【CodeChef】Origin(数论)
题目大意:
\(f(x)=\begin{cases} x,1\le x\le9\\ f(x的各数位之和),x>9\\ \end{cases}\)
求\(\sum_{i=1}^{n}f(i)\)。
根据打表找规律,我们会发现\(f(x)=(x-1)\bmod 9+1\)。
所以\(\sum_{i=1}^{n}f(i)\)
\(=\sum_{i=1}^{\lfloor\frac{n}{9}\rfloor\cdot 9}f(x)+\sum_{i=\lfloor\frac{n}{9}\rfloor\cdot 9+1}^{n}f(x)\)
\(=\lfloor\frac{n}{9}\rfloor\cdot\sum_{i=1}^{9}f(i)+\sum_{i=1}^{n\bmod 9}f(i)\)

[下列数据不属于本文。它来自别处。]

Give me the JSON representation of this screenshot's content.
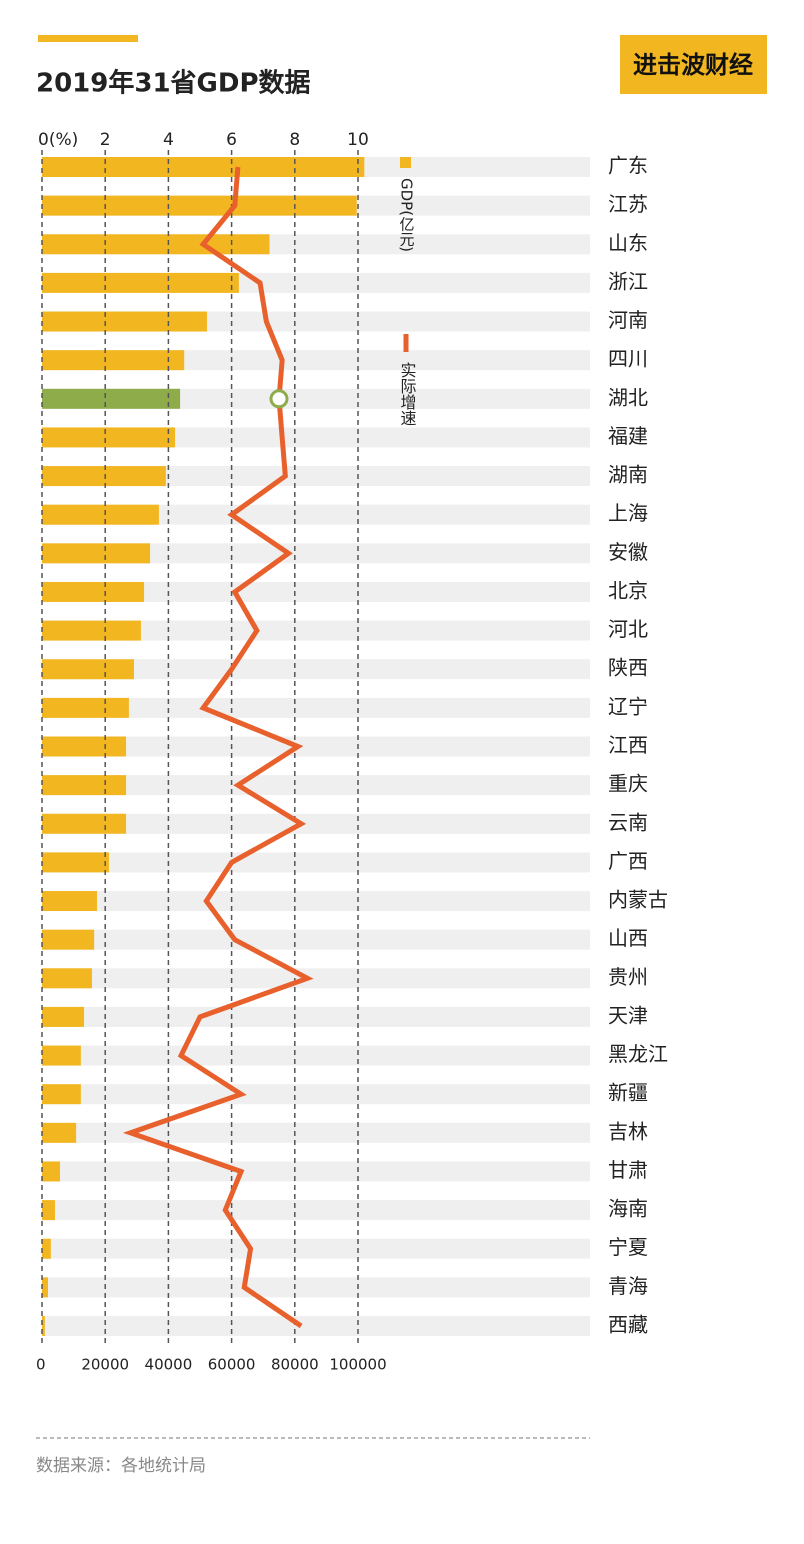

\(=\lfloor\frac{n}{9}\rfloor\cdot\sum_{i=1}^{9}i+\sum_{i=1}^{n\bmod 9}i\)
\(=\lfloor\frac{n}{9}\rfloor\cdot\frac{(1+9)\times9}{2}+\frac{(1+n\bmod 9)*(n\bmod 9)}{2}\)
\(=\lfloor\frac{n}{9}\rfloor\cdot 45+\frac{(1+n\bmod 9)*(n\bmod 9)}{2}\)
#include<bits/stdc++.h>
using namespace std;
typedef unsigned long long ll;
const ll N=1e6+10,inf=1e18+10,mod=1e9+7;
int main(){
int T;
cin >> T;
while(T--){
ll n;
cin >> n;
cout << n/9*45+(1+n%9)*(n%9)/2 << endl;
}
return 0;
}